Over the years, the issue of mixed marriages continued to create problems in immigration and naturalization. There was a time, in the early 1900’s, when foreign men married U.S. citizen women, which forced their foreign nationality upon the women and their children. In cases where the husband abandoned the wife, the woman had problems repatriating to the United State with her children. In 1922 the congress passed The Cable Act, recognizing the ‘maiden’ citizenship of the woman.
This law increased in complexity in the 1940 and 1952 Immigration and Nationality Acts. In fact, if not for these revisions Ted Cruz would not be able to claim being a ‘citizen at birth,’ and Barack Hussein Obama would not have regained his lost U.S. citizenship by fulfilling the statutory 5-years of continuous residency by age 22. Both men claim their statutory citizenships through their mother make them constitutionally eligible to the presidency, but they are incorrect. https://paraleaglenm.com/2010/01/21/a-timeline-of-barack-hussein-obamas-nationality-and-citizenships/
But the law has been torturously mangled in modern times due to massive illegal immigration, immigrants attracted to liberalized social services and healthcare. Plyler vs Doe (1982) saw a federal court mandating the states to provide social services and education to illegal aliens, even if they couldn’t afford it. Under the Biden Administration, Alejandro Mayorkas created ‘parole’ programs and undermined existing rules for asylum by issuing Social Security Numbers to illegal aliens, delaying enforcement of law under Notices to Appear. This practice, not supported by existing statute, has undermined our ability to verify voter registrations for true identity and citizenship.

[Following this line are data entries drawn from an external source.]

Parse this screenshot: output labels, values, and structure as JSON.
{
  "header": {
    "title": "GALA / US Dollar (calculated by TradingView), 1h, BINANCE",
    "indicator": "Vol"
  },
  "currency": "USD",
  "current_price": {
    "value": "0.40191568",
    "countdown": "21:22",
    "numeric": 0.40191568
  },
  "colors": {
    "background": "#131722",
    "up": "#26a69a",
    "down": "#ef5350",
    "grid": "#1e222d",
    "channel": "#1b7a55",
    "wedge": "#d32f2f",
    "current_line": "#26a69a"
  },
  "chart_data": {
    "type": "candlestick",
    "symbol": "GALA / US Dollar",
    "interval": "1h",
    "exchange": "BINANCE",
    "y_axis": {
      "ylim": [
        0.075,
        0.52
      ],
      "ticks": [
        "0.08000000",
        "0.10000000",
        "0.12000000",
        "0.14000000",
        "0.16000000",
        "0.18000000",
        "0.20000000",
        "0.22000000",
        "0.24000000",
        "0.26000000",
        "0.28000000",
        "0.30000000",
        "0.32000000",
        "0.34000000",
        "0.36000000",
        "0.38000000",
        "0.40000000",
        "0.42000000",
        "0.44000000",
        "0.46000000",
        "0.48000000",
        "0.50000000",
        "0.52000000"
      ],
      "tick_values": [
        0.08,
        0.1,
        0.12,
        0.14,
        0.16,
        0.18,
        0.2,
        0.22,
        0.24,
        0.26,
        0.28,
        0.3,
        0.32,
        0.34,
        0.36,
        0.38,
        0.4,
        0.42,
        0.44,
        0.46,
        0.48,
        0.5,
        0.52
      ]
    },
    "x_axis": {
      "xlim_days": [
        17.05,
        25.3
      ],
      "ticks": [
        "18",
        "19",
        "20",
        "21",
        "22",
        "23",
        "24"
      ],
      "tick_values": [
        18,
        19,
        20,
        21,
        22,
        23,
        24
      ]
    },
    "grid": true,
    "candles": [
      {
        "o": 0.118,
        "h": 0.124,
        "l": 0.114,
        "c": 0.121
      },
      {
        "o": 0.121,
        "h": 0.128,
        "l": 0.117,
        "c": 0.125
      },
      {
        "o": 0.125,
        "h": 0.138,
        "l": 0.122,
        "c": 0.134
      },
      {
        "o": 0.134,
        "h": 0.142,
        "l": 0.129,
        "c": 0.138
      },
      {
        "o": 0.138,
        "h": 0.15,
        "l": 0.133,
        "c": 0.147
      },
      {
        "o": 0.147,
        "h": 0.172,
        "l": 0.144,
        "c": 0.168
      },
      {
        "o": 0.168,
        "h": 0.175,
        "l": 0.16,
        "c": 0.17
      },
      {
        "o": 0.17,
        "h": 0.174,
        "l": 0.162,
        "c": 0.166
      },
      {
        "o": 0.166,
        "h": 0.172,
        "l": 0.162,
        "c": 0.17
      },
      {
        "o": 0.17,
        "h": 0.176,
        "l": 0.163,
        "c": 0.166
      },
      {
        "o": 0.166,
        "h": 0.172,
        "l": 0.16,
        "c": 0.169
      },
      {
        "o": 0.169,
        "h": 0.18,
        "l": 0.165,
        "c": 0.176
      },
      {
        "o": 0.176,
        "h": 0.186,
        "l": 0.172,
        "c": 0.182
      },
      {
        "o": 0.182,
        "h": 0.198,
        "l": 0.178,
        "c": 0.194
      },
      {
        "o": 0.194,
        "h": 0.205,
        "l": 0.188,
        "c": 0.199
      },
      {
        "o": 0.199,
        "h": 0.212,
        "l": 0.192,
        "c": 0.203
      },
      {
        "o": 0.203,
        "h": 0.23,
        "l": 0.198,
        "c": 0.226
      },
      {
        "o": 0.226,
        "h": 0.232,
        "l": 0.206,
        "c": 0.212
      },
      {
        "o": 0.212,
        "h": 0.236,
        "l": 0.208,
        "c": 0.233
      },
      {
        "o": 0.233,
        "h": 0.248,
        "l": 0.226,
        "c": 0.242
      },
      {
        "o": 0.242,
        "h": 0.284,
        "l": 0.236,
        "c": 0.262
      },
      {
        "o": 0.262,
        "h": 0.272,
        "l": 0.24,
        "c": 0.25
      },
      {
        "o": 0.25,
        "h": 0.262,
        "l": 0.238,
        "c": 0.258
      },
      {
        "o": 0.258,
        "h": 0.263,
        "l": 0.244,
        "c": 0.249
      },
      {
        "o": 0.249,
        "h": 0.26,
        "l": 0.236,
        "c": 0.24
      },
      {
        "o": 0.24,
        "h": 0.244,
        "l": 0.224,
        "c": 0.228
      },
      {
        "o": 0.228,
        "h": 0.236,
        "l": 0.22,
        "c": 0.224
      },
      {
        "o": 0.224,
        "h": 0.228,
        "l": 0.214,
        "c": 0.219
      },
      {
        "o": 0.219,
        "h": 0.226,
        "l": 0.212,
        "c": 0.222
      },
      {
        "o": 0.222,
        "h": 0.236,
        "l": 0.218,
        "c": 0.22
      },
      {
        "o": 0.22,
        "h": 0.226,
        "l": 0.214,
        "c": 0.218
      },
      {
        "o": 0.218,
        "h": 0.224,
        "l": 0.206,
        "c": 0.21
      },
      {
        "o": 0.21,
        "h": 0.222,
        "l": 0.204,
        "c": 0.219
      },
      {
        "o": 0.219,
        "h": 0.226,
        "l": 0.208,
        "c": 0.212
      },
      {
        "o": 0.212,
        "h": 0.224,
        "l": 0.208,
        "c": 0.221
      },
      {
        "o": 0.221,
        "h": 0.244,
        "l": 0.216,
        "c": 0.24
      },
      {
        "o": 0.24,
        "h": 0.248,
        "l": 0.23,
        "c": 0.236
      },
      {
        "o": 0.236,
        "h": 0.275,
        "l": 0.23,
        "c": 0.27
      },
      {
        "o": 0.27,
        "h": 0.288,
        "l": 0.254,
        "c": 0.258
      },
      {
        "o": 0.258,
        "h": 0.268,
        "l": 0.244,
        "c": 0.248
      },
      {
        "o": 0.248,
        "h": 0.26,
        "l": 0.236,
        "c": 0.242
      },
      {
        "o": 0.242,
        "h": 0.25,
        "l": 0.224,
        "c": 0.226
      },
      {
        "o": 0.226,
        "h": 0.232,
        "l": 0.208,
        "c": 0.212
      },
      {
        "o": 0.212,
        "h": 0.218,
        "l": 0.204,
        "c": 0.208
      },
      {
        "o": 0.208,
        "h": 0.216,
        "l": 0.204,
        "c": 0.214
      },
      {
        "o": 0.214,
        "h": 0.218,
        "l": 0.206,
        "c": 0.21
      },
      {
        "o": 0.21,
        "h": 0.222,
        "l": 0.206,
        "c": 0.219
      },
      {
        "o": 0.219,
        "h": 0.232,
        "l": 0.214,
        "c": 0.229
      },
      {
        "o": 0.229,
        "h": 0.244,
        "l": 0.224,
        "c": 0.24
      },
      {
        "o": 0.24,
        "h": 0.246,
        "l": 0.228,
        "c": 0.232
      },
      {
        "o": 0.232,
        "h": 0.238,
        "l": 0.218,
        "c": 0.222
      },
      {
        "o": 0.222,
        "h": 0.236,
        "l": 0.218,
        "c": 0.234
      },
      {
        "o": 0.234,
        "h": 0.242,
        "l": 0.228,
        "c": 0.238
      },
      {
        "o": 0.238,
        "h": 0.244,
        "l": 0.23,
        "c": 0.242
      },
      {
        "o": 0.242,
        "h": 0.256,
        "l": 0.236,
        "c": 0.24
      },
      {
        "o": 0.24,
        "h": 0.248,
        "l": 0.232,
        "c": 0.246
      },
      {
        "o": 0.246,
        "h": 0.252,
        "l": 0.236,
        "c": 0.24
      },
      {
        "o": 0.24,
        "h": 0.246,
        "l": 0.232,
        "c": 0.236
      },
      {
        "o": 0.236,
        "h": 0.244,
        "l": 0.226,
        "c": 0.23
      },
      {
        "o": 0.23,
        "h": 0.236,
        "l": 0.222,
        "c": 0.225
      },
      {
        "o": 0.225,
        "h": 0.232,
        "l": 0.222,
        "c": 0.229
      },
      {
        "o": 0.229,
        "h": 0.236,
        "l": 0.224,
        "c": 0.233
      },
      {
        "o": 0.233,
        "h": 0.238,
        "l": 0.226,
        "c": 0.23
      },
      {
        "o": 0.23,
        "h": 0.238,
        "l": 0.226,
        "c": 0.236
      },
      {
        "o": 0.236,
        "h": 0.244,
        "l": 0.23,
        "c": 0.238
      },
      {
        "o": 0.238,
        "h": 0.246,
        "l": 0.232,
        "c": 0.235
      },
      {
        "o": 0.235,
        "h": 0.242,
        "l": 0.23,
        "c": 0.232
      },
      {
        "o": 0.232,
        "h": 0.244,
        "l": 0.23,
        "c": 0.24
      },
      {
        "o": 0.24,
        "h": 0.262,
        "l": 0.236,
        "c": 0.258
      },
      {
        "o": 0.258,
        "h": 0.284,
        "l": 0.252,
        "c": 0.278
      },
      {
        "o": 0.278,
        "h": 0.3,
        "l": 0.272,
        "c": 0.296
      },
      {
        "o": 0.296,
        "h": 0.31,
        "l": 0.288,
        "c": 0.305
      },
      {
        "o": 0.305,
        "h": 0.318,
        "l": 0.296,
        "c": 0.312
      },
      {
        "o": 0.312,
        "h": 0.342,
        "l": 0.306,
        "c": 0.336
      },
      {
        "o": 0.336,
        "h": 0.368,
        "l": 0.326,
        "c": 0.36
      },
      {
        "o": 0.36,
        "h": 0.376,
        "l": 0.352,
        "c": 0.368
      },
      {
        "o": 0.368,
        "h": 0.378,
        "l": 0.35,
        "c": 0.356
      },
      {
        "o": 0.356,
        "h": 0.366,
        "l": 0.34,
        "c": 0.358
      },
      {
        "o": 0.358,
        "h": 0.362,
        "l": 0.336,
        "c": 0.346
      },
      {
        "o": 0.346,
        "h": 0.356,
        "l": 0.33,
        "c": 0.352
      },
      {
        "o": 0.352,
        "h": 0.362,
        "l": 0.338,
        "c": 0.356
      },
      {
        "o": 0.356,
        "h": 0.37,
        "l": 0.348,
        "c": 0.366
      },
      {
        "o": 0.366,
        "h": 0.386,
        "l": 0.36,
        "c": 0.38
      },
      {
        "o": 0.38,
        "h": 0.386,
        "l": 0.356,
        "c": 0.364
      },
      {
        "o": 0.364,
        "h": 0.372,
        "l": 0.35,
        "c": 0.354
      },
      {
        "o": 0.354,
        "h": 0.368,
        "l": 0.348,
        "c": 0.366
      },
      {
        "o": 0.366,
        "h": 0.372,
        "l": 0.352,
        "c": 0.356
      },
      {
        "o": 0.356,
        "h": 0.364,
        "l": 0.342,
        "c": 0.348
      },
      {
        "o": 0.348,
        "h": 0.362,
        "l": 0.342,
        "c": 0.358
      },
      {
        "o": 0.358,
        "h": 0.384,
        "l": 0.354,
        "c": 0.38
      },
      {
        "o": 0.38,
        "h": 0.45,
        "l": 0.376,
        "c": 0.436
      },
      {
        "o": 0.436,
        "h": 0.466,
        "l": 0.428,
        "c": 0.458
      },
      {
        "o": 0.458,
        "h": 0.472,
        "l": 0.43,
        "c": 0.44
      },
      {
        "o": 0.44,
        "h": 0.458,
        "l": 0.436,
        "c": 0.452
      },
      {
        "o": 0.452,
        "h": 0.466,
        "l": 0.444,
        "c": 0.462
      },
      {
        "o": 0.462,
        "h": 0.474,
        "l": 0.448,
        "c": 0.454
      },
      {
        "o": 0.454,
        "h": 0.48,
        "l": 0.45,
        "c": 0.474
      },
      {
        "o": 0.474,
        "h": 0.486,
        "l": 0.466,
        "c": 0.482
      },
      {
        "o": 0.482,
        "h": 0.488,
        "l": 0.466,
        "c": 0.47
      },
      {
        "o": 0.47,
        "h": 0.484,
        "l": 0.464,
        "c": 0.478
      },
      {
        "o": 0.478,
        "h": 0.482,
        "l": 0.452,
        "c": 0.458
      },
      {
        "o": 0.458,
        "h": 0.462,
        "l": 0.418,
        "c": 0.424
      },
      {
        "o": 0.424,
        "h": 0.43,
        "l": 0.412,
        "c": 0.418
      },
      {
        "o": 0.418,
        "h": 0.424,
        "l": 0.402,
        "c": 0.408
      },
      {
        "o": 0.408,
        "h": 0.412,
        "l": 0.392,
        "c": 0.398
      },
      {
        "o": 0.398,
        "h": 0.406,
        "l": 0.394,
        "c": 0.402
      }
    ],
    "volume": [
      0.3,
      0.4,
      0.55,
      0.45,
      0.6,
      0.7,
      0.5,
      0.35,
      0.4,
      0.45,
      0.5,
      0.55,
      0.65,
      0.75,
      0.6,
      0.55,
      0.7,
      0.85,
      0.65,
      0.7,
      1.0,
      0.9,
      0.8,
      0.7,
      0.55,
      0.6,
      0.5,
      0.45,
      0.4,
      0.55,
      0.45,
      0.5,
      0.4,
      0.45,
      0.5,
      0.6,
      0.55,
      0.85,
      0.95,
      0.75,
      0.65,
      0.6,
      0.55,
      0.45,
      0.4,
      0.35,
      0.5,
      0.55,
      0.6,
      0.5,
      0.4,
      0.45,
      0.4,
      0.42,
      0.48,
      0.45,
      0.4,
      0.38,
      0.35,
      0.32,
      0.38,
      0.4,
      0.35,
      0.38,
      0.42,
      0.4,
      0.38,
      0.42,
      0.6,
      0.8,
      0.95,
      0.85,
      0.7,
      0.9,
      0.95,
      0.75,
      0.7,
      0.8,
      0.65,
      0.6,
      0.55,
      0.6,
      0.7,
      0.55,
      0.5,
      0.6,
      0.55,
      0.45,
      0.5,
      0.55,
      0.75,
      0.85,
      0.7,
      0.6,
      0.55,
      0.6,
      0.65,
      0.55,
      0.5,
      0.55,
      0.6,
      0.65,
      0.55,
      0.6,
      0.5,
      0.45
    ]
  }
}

That and ‘sanctuary states’ issuing drivers’ licenses abrogated immigration law in order to create a massive population of de facto citizens, increasing congressional seats, and who have even been encouraged to vote. And even if they don’t actually vote, their numbers have been counted in the decennial census adding Electoral Votes to several states giving Democrat candidates an unfair advantage in federal elections, essentially giving them an eight elector head start, or more!